I've been thinking.
I've been thinking about food - and Ideas - about education and eating habits - about health care as a social justice issue and health care as an individual responsibility.
I've been thinking about the way my own tastes have morphed from Kraft Singles on white bread spread with Miracle Whip (what a name! "miracle" "whip"!) to crumbs in the bed and stinky cheese. (Do you think that blond child with the red ribbon pigtails looks slightly manic?)
I'm not that far removed from American culture at large. My morphing has been within the context of the culture's morphing, I think.
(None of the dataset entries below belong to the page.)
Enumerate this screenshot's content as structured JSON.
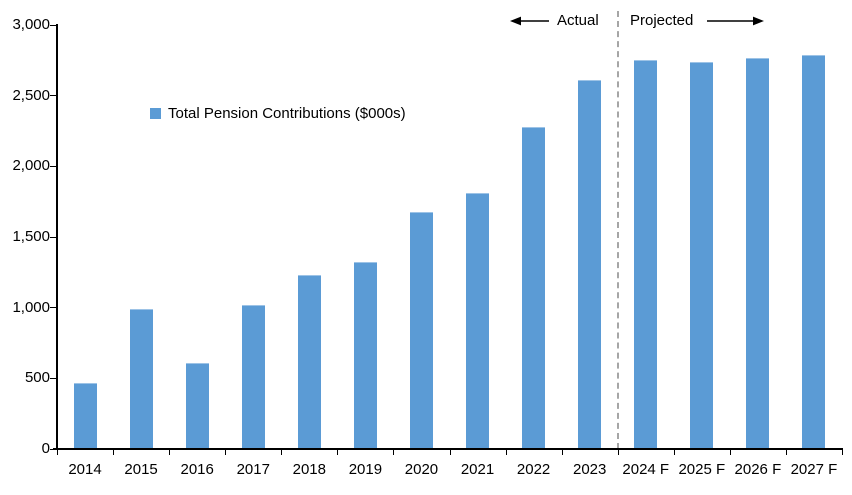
{
  "chart_data": {
    "type": "bar",
    "title": "",
    "legend": "Total Pension Contributions ($000s)",
    "categories": [
      "2014",
      "2015",
      "2016",
      "2017",
      "2018",
      "2019",
      "2020",
      "2021",
      "2022",
      "2023",
      "2024 F",
      "2025 F",
      "2026 F",
      "2027 F"
    ],
    "values": [
      470,
      990,
      610,
      1020,
      1230,
      1320,
      1680,
      1810,
      2280,
      2610,
      2750,
      2740,
      2770,
      2790
    ],
    "ylim": [
      0,
      3000
    ],
    "ytick_step": 500,
    "ytick_labels": [
      "0",
      "500",
      "1,000",
      "1,500",
      "2,000",
      "2,500",
      "3,000"
    ],
    "annotations": {
      "left": "Actual",
      "right": "Projected"
    },
    "divider_after_index": 9,
    "bar_color": "#5B9BD5",
    "divider_color": "#A6A6A6",
    "axis_color": "#000000",
    "legend_position": "inside-upper-left",
    "grid": false
  }
}
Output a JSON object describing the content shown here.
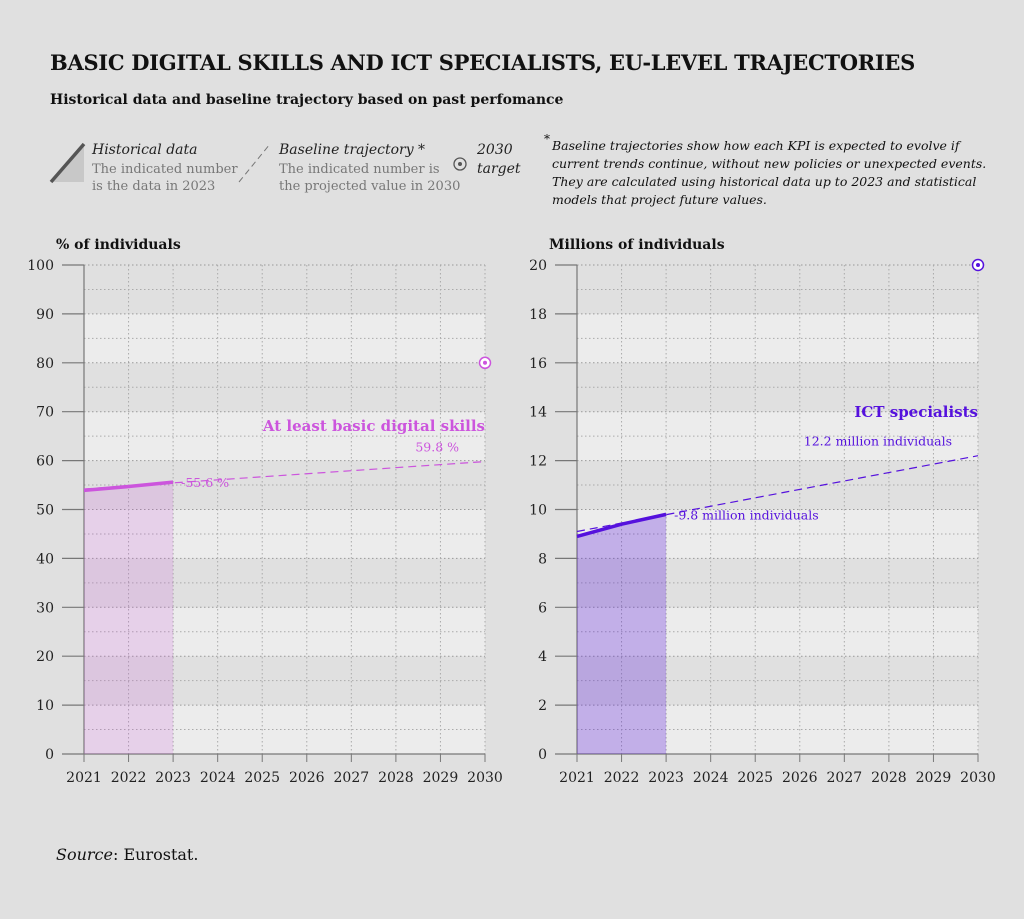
{
  "title": "BASIC DIGITAL SKILLS AND ICT SPECIALISTS, EU-LEVEL TRAJECTORIES",
  "subtitle": "Historical data and baseline trajectory based on past perfomance",
  "legend": {
    "historical": {
      "title": "Historical data",
      "line1": "The indicated number",
      "line2": "is the data in 2023"
    },
    "baseline": {
      "title": "Baseline trajectory *",
      "line1": "The indicated number is",
      "line2": "the projected value in 2030"
    },
    "target": {
      "line1": "2030",
      "line2": "target"
    },
    "note_mark": "*",
    "note": "Baseline trajectories show how each KPI is expected to evolve if current trends continue, without new policies or unexpected events. They are calculated using historical data up to 2023 and statistical models that project future values."
  },
  "source_label": "Source",
  "source_text": ": Eurostat.",
  "chart_data": [
    {
      "type": "line",
      "ylabel": "% of individuals",
      "series_name": "At least basic digital skills",
      "color": "#cc55dd",
      "x": [
        2021,
        2022,
        2023,
        2024,
        2025,
        2026,
        2027,
        2028,
        2029,
        2030
      ],
      "ylim": [
        0,
        100
      ],
      "yticks": [
        0,
        10,
        20,
        30,
        40,
        50,
        60,
        70,
        80,
        90,
        100
      ],
      "historical": {
        "x": [
          2021,
          2022,
          2023
        ],
        "y": [
          53.9,
          54.7,
          55.6
        ]
      },
      "baseline": {
        "x": [
          2021,
          2030
        ],
        "y": [
          54.2,
          59.8
        ]
      },
      "target": {
        "x": 2030,
        "y": 80
      },
      "label_2023": "55.6 %",
      "label_2030": "59.8 %"
    },
    {
      "type": "line",
      "ylabel": "Millions of individuals",
      "series_name": "ICT specialists",
      "color": "#5511dd",
      "x": [
        2021,
        2022,
        2023,
        2024,
        2025,
        2026,
        2027,
        2028,
        2029,
        2030
      ],
      "ylim": [
        0,
        20
      ],
      "yticks": [
        0,
        2,
        4,
        6,
        8,
        10,
        12,
        14,
        16,
        18,
        20
      ],
      "historical": {
        "x": [
          2021,
          2022,
          2023
        ],
        "y": [
          8.9,
          9.4,
          9.8
        ]
      },
      "baseline": {
        "x": [
          2021,
          2030
        ],
        "y": [
          9.1,
          12.2
        ]
      },
      "target": {
        "x": 2030,
        "y": 20
      },
      "label_2023": "9.8 million individuals",
      "label_2030": "12.2 million individuals"
    }
  ]
}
In the 70's, I packed lunches for me and my two brothers on school mornings, and we ate Kraft Singles on white bread. That was the decade that also included Spiced Tea Mix (chemically invented Tang, metallic tasting instant tea, and spices that never really dissolve) in the mom's club cookbook and for sale in cute containers in the fundraisers at our Christian school. Tang tea and Kraft singles are things my children wouldn't touch with a ten-foot pole.
This past week I heard my 23 year old son telling his father about his very regrettable decision to eat the kind of Kraft microwavable Mac-n-cheese that only needs water added to it. He was at school, and it was the only thing in the "pod" to eat, so he made some - and threw most of it out. He preferred semi-starvation to the fake food. This is the same kid, by the way, who used to eat the boxed Kraft macaroni and cheese with a lot of delight. It's not like I fed him leaves and twigs when he was little.
Also during the 70's, along with the "cheese food" and white bread, my mother also had an Adele Davis phase, and apparently that was the one that stuck with me. Let's Have Healthy Children sat on the kitchen counter, and all the talk about getting enough protein started during those years. We ate some weird food - but mostly, we started to eat more natural foods. It must have happened during an impressionable moment for me. I need things to be real - things like food.
You can still get Kraft singles, and that microwavable mac-n-cheese (which even has a fake-word name) is not only available, it's a newly invented "food" we didn't have in the days of Five Can Casserole recipes. Obviously, the fake, invented, "convenient," and heavily marketed fads du jour are not gone from our national Gotta Have It lists.
But along the way, with Julia Child breaking barriers for cooks at home (really, she started the ball rolling in a lot of ways), we have gathered up such notions as the 100 Mile Diet, the Slow Food ideas and methods, and most recently, authors writing philosophically and practically about Real Food and the reason the planet and we the people need to pay attention to the dilemma we've gotten ourselves into.
I think our country's tastes in food has paralleled our metamorphosis in education as well. In the 80's, most states in the union not only frowned on home schooling, for instance, they would actually declare a child not in the mainstream as "truant," and proceed according to the law. It took a lot of overt, conscious, and sustained effort for the country to wake up to the idea that real education could happen in real homes for real families -- and then for most of the population to realize that you didn't have to be a denim jumper wearing hippy freak or a religious zealot to school your kids in an unconventional way. Now colleges recruit homeschooled kids. It has turned out that kids who aren't constantly interrupted while they are trying to think become young adults who can think - and who enjoy doing just that.
But it's not just home schooling - it's magnet schools and alternative schools and satellite schools. The once exotic notion of the correspondence school - Calvert is the firstborn of this creation - has become just one more option for people who opt out of the mainstream of pre-packaged, plastic-wrapped, cheesy brain "food" that nourishes nearly no one while giving the impression of being part of a healthy meal.
And what has happened? In food and in school? The breaking out and liveliness of the various options have had the backwash effect of contaminating the sterile main stream of stuff and thereby reviving it. In schools we have more and more organic, real, and sensible ideas about children and the information they gather; in grocery store chains we have store brand organic options. The medical world is going through a similar integration (there is a Monday cancer patient shift for Classical Chinese Medicine at the naturopathic college - complementary medicine for the conventional and unconventional health seekers), and even in the worlds of print publishing and music, the genre blend is making it more and more difficult to tell the difference between disparate things that used to seem as if they were worlds apart. (This also makes it more difficult to shelve books at the library, by the way. I'm not saying it's all good.)
So here's what I think.
I think that it is rarely a good idea to follow the loony fringe. The compelling and consuming agenda blinds people to reality. But we'd also better never shut them up. I think the ideas at the edge work like wild yeast. Sure, it can lead to rot. But it can also make it possible to ferment things all the way to yum. As a culture, we are learning how to make and use the cultures. We're learning to "eat food that spoils, and eat it before it does." We're learning to keep it real.